I don't know what I would have done if I'd had another baby at our current, Episcopalian church, where full-immersion infant baptism is the way it's done. Everyone, except, of course, the baby, gets very excited.
I've actually never seen an infant Baptism at our church. Most people crowd around the Baptismal font, and I'm only 5' 2" so there's no way I could see. I don't crowd anymore; I just stand in the choir section. However, last weekend, there were Baptisms at the Sunday, All Saints Day celebration (I couldn't go because of the incense and my current asthma trouble). Someone posted a photo of a previous infant Baptism on the church Facebook page. They took the photo in mid-dunk, and it looks like the priest is holding the baby underwater.
That's what prompted this post - remember, it's the first I've ever seen of that. I know that the baby is lifted right out, generally crying, but the mid-dunk photo really weirds me out.
Now, I'm not judging those who do practice infant, full-immersion baptism. I'm just explaining why it weirds me out. I know the baby isn't going to remember it later. I enjoy seeing the baby after the Baptism is over, when the priest wraps the baby in a large towel and carries him/her around the Nave.

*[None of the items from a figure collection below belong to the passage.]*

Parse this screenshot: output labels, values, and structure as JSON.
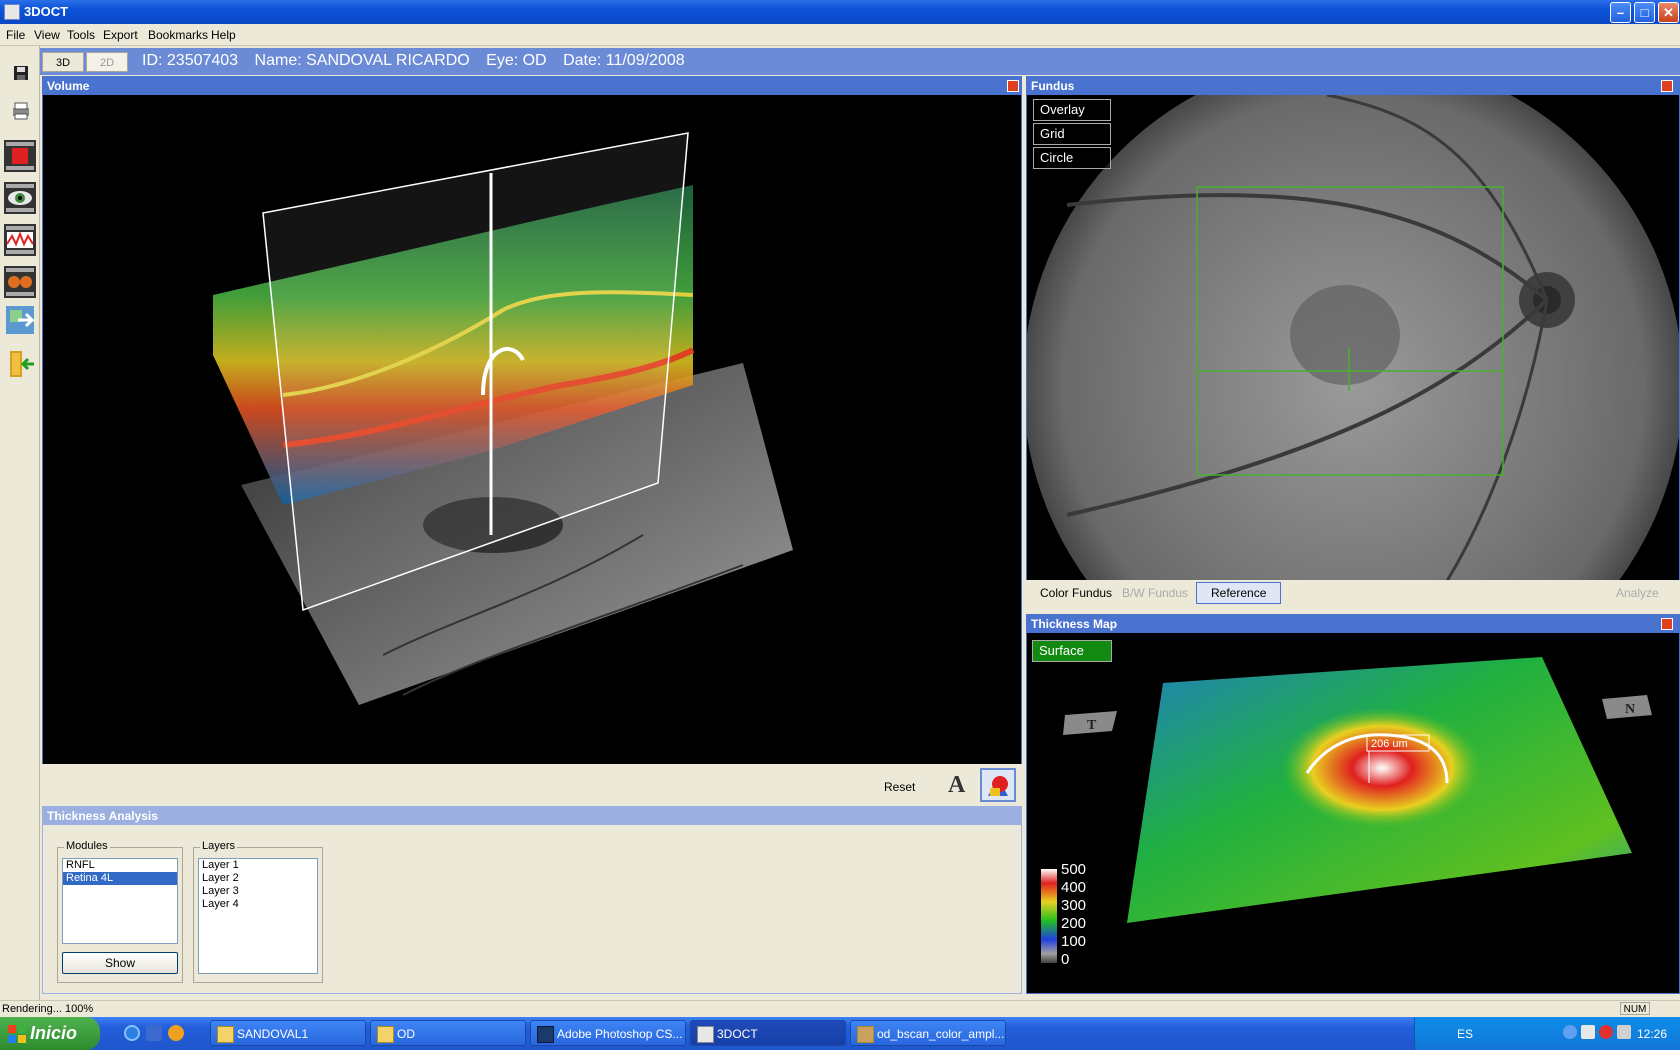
{
  "window": {
    "title": "3DOCT"
  },
  "menu": [
    "File",
    "View",
    "Tools",
    "Export",
    "Bookmarks",
    "Help"
  ],
  "view_tabs": {
    "tab_3d": "3D",
    "tab_2d": "2D"
  },
  "patient": {
    "id": "ID: 23507403",
    "name": "Name: SANDOVAL  RICARDO",
    "eye": "Eye: OD",
    "date": "Date: 11/09/2008"
  },
  "volume": {
    "title": "Volume",
    "reset_label": "Reset",
    "text_tool_label": "A"
  },
  "fundus": {
    "title": "Fundus",
    "buttons": [
      "Overlay",
      "Grid",
      "Circle"
    ],
    "bottom_tabs": [
      "Color Fundus",
      "B/W Fundus",
      "Reference"
    ],
    "analyze_label": "Analyze"
  },
  "thickness_analysis": {
    "title": "Thickness Analysis",
    "modules_label": "Modules",
    "modules": [
      "RNFL",
      "Retina 4L"
    ],
    "selected_module": "Retina 4L",
    "layers_label": "Layers",
    "layers": [
      "Layer 1",
      "Layer 2",
      "Layer 3",
      "Layer 4"
    ],
    "show_label": "Show"
  },
  "thickness_map": {
    "title": "Thickness Map",
    "surface_label": "Surface",
    "marker_T": "T",
    "marker_N": "N",
    "annotation": "206 um",
    "legend": [
      "500",
      "400",
      "300",
      "200",
      "100",
      "0"
    ]
  },
  "status": {
    "text": "Rendering... 100%",
    "num": "NUM"
  },
  "taskbar": {
    "start_label": "Inicio",
    "items": [
      "SANDOVAL1",
      "OD",
      "Adobe Photoshop CS...",
      "3DOCT",
      "od_bscan_color_ampl..."
    ],
    "lang": "ES",
    "clock": "12:26"
  },
  "colors": {
    "accent": "#4a73d0",
    "titlebar": "#0b51d8",
    "surface_green": "#128a12"
  }
}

That being said, however, the one thing that does anger me is when someone says to me, "What a good baby!" when the rare baby doesn't cry much after immersion. Babies aren't "good" or "bad," they're just babies doing the natural things that babies do. When people say that a baby is "good," what it really means is that the baby is convenient to the adults around them. That's not a baby's purpose.
Have to disagree with you on this one. I do judge. It's cruel and it borders on abuse. Babies may not remember in the same way we do when we're older, but they remember the feeling. They remember a stranger held them, naked, underwater while people crowded around and watched. They remember they had no idea it was coming and no choice about it happening. They remember the feeling of that experience.
If somebody stripped me naked and dunked me underwater, there's be some hell to pay. Same with my baby.
I can't believe there's a loving god who requires such a thing. Just can't buy it.
Posted by: Reticula | November 09, 2012 at 03:12 PM
I was thinking about this some more during the weekend. Babies, at the usual Baptismal age, don't have object permanence yet - so, when they're underwater, and everything, including breathing, is taken away, that's all they know.
I don't think God does require it - not for babies.
I think you're right about the remembering. There are so many things that we do for babies and little kids that they'll never consciously remember - the games, the snuggles, etc. - but I think that it all does build up in them somewhere. These things build who they are and how they view the world, even if they can't remember why.
Posted by: M Light | November 11, 2012 at 08:47 PM
Our parish doesn't require immersion baptism; it's just the norm. I've seen lots of babies sprinkled or aspersed (poured on), some clothed and some not.
Infant baptism is biblical because whole households including babies and children were baptized together. But it didn't become a normative practice until the 4th/5th centuries.
There have always been options in baptism: sprinkling, pouring, or dunking. The requirements include water and the formula of being baptized in the name of the Father, the Son, and the Holy Spirit.
There are a lot of good reasons for immersion baptism, but it's not for everyone. Thus the options.